Jordi Bascompte recently published an article in Science (vol. 329, 13 August, 2010, p. 765-6) titled “Structure and Dynamics of Ecological Networks.” The piece is in the “Perspectives” section — which are commentaries and explanations of the “real” articles (which are often a bit too discipline-specific to be accessible to the average reader). Basecompte’s article is an explanation and appreciation of the piece by Elisa Thebault and Colin Fontaine (also vol. 329, 13 August 2020 p. 853-6) titled “Stability of Ecological Communities and the Architecture of Mutualistic and Trophic Networks.”
A thanks to Peter Burke of the SPYRL social psych lab, and Department of Sociology at UCR for passing these along to me.
A very common use of graphs and networks in ecology is as a representation of web of relations among species.
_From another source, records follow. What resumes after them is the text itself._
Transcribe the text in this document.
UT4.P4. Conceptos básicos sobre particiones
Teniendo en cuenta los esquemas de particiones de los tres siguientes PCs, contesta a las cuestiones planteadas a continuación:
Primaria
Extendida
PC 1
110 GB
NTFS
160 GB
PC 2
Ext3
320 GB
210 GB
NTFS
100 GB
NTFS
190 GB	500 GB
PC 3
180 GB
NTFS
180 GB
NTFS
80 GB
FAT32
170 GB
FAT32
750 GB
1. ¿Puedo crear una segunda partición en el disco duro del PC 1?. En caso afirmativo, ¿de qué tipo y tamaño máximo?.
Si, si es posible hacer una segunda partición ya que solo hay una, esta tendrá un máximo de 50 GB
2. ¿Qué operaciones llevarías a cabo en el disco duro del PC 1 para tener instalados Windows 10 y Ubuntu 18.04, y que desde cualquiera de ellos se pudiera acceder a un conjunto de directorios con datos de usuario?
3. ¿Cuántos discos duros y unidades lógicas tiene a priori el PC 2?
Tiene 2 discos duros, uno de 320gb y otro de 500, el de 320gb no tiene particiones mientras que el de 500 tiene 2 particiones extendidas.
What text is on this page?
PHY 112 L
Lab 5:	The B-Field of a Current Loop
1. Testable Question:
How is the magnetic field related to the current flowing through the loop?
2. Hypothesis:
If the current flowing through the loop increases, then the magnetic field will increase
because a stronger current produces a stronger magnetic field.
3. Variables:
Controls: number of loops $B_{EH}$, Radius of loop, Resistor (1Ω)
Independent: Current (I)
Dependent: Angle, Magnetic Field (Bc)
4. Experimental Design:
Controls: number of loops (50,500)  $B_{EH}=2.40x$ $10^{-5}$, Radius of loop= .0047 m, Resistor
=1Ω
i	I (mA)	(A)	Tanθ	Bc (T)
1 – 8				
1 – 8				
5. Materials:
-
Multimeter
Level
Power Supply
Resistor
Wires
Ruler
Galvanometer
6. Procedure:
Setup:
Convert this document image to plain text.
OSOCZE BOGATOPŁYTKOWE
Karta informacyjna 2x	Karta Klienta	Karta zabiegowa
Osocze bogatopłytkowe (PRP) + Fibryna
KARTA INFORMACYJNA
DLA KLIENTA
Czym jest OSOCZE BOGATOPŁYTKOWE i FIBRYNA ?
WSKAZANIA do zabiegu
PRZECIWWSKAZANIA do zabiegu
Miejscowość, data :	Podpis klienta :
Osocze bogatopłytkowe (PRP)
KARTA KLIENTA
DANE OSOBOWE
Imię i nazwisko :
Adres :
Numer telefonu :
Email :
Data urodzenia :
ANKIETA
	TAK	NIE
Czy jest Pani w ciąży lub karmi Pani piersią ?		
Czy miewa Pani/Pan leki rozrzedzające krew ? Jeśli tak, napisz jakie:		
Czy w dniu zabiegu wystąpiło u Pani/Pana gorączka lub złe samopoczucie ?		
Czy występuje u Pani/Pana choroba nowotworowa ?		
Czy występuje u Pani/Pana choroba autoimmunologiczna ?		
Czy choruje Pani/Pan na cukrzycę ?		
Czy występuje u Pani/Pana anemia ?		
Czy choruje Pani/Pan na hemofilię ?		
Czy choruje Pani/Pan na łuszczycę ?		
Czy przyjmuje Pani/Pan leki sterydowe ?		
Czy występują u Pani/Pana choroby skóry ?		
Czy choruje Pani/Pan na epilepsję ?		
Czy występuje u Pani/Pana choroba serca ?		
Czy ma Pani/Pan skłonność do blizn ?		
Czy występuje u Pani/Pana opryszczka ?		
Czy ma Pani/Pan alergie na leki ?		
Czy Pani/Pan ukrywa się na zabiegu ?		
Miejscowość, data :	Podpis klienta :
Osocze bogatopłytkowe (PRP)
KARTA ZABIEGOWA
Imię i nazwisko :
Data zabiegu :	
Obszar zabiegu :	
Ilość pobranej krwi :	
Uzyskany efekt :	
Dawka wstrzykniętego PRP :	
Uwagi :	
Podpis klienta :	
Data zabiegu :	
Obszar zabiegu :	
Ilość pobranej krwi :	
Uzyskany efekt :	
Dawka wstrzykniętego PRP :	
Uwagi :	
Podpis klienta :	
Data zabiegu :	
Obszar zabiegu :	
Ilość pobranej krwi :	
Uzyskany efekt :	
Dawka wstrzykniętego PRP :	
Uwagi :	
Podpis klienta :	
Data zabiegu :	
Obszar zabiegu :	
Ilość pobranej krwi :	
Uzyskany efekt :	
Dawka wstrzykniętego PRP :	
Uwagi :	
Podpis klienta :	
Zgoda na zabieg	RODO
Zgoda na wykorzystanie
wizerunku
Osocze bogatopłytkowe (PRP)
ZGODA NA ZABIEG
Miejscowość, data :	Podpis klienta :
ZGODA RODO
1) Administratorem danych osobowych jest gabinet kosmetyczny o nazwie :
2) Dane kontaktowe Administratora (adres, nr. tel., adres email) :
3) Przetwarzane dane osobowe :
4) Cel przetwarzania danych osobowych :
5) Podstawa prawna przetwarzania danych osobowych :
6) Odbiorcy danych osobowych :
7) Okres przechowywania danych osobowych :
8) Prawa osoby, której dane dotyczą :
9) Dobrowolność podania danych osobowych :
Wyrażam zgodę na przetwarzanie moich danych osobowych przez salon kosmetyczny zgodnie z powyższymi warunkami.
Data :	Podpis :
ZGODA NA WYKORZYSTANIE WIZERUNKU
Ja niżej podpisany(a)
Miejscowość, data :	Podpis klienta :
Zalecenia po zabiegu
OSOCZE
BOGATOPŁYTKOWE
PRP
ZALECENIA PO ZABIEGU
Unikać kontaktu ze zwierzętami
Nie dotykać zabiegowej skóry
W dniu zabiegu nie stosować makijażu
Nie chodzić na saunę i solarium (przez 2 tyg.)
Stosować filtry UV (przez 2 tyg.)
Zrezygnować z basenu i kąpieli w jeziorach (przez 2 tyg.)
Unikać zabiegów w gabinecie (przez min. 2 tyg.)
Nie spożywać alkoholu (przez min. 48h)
A “food web” for example, is composed of nodes (species) and directed relations (e.g. “eats”) as in Bear -> Salmon.
The food web is an “antagonistic” relation: one species feeds on the other (occasionally, such relations are reciprocated). The relation results in a “gain” for one node and a “loss” for the other.
Ecologists also focus on “mutualistic” relations where two species interact, but both benefit. Bees and flowers, for example are mutualistic — bees pollinate flowers, flowers provide food for bees. These kinds of networks can be thought of as undirected (though maybe they would better be regarded as multiplex and directed). Generally, mutualistic ecological relations form bi-partite networks.
Bear with me just a moment more…
The interesting results in the Science article are that networks of “antagonistic” relations in ecology tend to have a characteristic form of largely separated and rather densely connected clusters – something akin to “communities”. Mutualistic networks, on the other hand have a characteristic form composed of “generalists” (nodes with high degree) and “specialists” (nodes with low degree) of the species in each mode, in a nested “hierarchy”.
Networks of individual humans, groups, roles, organizations, or populations often have “antagonistic” relations — “A” dominates “B”. But, human networks are also connected by mutually beneficial ties (e.g. emotional support and identity confirmation).
In sociology, we tend to think of “antagonistic” networks as, perhaps, having an equilibrium tendency toward hierarchy. “Mutualistic” human relations, we tend to see as likely to be organized as communities — often largely separated from one another.
Are these patterns of findings really contradictory? They would seem to suggest that structures of inter-species networks follow rather different rules than the structures that emerge in relations among heterogeneous human agents (individuals, groups, organizations, communities, societies).